Este é o último livro do filósofo francês André Gorz, escrito para homenagear sua mulher, Dorine, com quem partilhou a vida por quase sessenta anos. O casal cometeu suicIdio em 22 de setembro de 2007; os corpos foram encontrados um ao lado do outro, e um cartaz, na porta de sua casa, pedindo que a polícia fosse avisada. Gorz, discípulo de Sartre e co-fundador do 'Le Nouvel Observateur', era um crítico radical da mercantilização das relações sociais, contrário à crença no trabalho assalariado, além de ser autor de vários livros sobre ecologia. Desde o início da década de 90 vivia em retiro com a mulher, que sofria, há anos, de uma doença degenerativa. Os dois viveram uma grande história de amor e companheirismo, após terem se conhecido em Lausanne, numa noite de neve, em outubro de 1947. Desde então, nunca mais se separaram.

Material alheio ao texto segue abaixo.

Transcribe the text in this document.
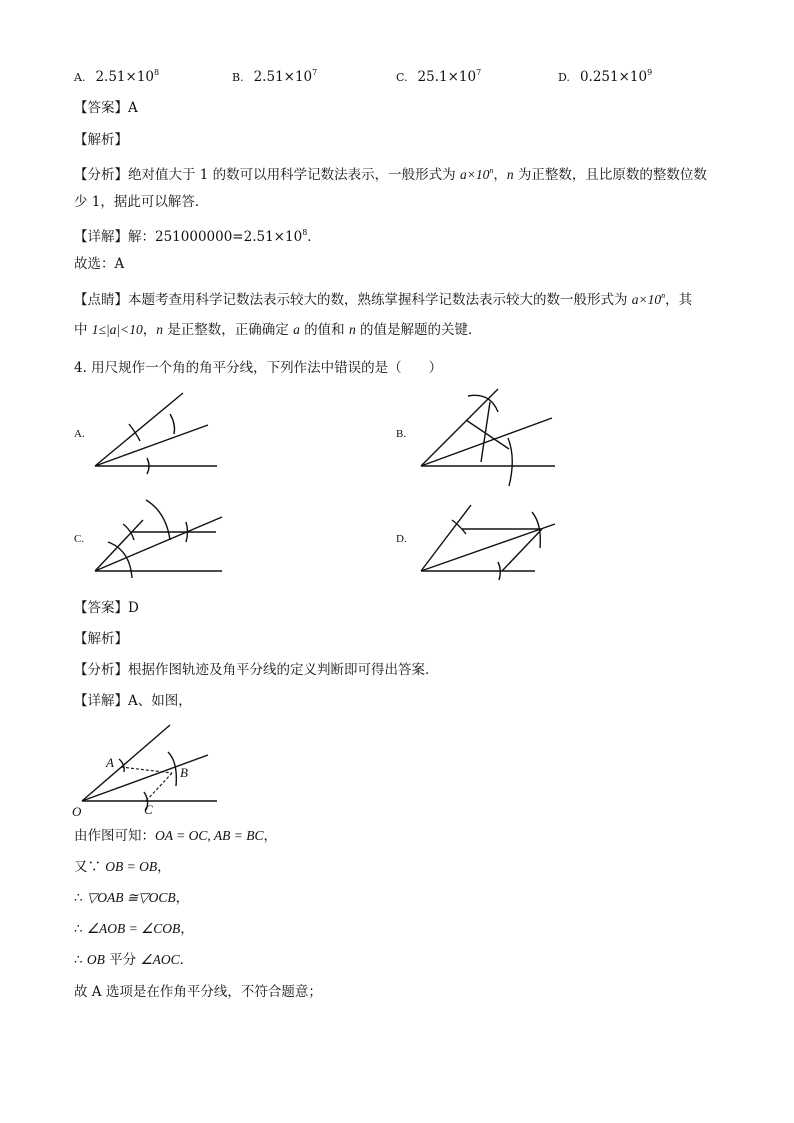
A. $2.51\times 10^8$	B. $2.51\times 10^7$	C. $25.1\times 10^7$	D. $0.251\times 10^9$
【答案】A
【解析】
【分析】绝对值大于 1 的数可以用科学记数法表示，一般形式为 $a\times 10^n$，n 为正整数，且比原数的整数位数
少 1，据此可以解答．
【详解】解：$251000000=2.51\times 10^8$．
故选：A
【点睛】本题考查用科学记数法表示较大的数，熟练掌握科学记数法表示较大的数一般形式为 $a\times 10^n$，其
中 1≤|a|<10，n 是正整数，正确确定 a 的值和 n 的值是解题的关键．
4. 用尺规作一个角的角平分线，下列作法中错误的是（　　）
A.	B.
C.	D.
【答案】D
【解析】
【分析】根据作图轨迹及角平分线的定义判断即可得出答案．
【详解】A、如图，
A
B
C
O
由作图可知：OA = OC, AB = BC，
又∵ OB = OB，
∴ ▽OAB ≅▽OCB，
∴ ∠AOB = ∠COB，
∴ OB 平分 ∠AOC．
故 A 选项是在作角平分线，不符合题意；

Eis como começa o livro, escrito em 2006.
Você está para fazer oitenta e dois anos. Encolheu seis centímetros, não pesa mais do que quarenta e cinco quilos e continua bela, graciosa e desejável. Já faz cinqüenta e dois anos que vivemos juntos, e eu amo você mais do que nunca. De novo, carrego no fundo do meu peito um vazio devorador que somente o calor do seu corpo contra o meu é capaz de preencher.
O parágrafo foi bastante lembrado no fim do ano passado, quando veio a notícia de André Gorz e sua mulher, Dorine, suicidaram-se. Ela sofria de uma doença degenerativa há muitos anos. Eles se conheceram em 1947.
Eu despi o seu corpo com cautela. Descobri, miraculosa coincidência do real com o imaginário, a Vênus de Milo tornada carne. O brilho nacarado do pescoço iluminava o seu rosto. Mudo, contemplei longamente esse milagre de vigor e de doçura.
Entra em discussão o tema do casamento.
Eu tinha objeções de princípio, ideológicas. Para mim o casamento era uma instituição burguesa; eu considerava que ele codificava juridicamente e socializava uma relação que, sendo de amor, ligava duas pessoas no que elas tinham de menos social [...] Eu dizia: “O que nos prova que, em dez ou vinte anos, nosso pacto para a vida inteira corresponderá ao desejo do que teremos nos tornado?”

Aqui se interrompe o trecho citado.